Missing: Two Touring Bicycles
I write this post with both sadness and hopefulness.
On our last day in New Orleans last year (in May of 2012) we celebrated by going out to a bar. Our bikes were just outside and a few doors down. When I went to check on them, I noticed someone standing over them. As I approached him, I realized the man was attempting to steal our bikes by twisting a broom handle that he had stuck in between the cable lock and the bike frames. I confronted the man, who looked both drunk and homeless.
“What are you doing with our bikes?”
“These bikes? These aren’t your bikes.” He lied.
“Ummm…yes. That’s my bike, and that’s my helmet!” I retorted, pointing at the helmet that he was wearing backwards on his grimy head of long, tangled grey hair.
He finally decided against messing with me any further and stumbled away.
Having my bike stolen was one of my biggest fears about living in New Orleans. We made it until our last night without incidence, and I was lucky enough to divert the one feeble attempt that was made to take our bikes from us. Unfortunately, it was in Portland that our bicycles were successfully stolen. Unless of course, our bikes had overheard Dallas considering buying a new bike and decided to run away together before I got the same idea. I can only hope they are together and being treated respectfully, wherever they are, and that they are not too afraid.

Opus Largo with green frame, brown handlebar tape and saddle and army green handlebar bags, and BianchiVolpe with black frame, Terry Liberty saddle and white handlebar tape – both bikes have steel frames and spd pedals.
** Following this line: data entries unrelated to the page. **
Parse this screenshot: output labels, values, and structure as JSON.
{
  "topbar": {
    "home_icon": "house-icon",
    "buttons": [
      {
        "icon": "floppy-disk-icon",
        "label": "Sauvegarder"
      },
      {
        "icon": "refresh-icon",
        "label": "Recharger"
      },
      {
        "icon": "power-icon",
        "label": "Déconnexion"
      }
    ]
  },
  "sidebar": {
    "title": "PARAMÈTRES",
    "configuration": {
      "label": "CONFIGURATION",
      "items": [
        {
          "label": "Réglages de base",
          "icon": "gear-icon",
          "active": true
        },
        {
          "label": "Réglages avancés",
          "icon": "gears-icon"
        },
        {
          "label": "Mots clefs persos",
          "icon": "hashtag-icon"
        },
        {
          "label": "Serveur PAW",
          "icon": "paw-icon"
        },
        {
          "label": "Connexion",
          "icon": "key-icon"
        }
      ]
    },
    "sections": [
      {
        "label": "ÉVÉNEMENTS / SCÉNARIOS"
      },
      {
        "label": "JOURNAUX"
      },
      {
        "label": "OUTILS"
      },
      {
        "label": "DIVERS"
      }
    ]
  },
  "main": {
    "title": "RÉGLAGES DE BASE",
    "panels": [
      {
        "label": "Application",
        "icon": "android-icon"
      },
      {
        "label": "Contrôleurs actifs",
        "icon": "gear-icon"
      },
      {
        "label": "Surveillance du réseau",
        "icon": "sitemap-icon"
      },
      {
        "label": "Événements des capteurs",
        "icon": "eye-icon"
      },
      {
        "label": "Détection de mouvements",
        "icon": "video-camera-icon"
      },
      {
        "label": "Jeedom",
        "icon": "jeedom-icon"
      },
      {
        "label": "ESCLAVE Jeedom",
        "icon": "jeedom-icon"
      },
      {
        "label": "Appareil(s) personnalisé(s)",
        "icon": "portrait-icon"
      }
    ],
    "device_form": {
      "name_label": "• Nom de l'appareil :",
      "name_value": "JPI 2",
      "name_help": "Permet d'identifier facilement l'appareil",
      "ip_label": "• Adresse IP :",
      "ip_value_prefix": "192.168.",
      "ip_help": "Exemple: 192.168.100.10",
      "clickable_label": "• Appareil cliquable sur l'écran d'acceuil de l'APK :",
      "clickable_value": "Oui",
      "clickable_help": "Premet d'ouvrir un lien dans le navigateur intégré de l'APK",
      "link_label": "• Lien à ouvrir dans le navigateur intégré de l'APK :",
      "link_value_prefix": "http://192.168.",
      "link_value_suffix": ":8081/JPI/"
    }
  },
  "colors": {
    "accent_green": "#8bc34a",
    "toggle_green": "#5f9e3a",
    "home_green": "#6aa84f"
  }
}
We were on our way back home from visiting Dallas’s mom in Oregon City, and stopped at REI. Our bikes were locked up together on the bike rack outside of REI, and we left them alone for maybe an hour, while we browsed the store and ate a quick meal next door. Walking back to the bike rack, I did not see any wheels sticking out. That’s when my heart sank in my chest, and we saw the cleanly cut lock on the ground by the rack. Fortunately, Portland does have good public transportation, and we were able to get home within 40 minutes and only one connection from the MAX to a bus. But I felt a bit of shamefulness having to walk to the MAX in our bike shoes, helmet in hand, with no bikes. I started thinking of all the things that I could have done differently to prevent our bikes from being stolen, and I felt as if it were my fault. We shouldn’t have stopped at REI. We should have taken the ride that Dallas’s step-father had offered us back home. We should have locked our bikes somewhere else, or gone back to check on them between shopping and eating. But in reality, there’s no way I could have known, and of course it’s too late to change what has happened.
Dallas and I are looking on craigslist, ebay, pawn shops and bike shops in hopes of recovering our lost bicycles. But in the end, we cannot complete our goals without bikes, and we may just have to break down and get new ones. This gives us an opportunity for something good to come out of it, and perhaps we can strike up a partnership with a bicycle company that would be interested in sponsoring us. We are totally open to ideas. In our current circumstance, we will probably end up riding whatever we can find on a budget.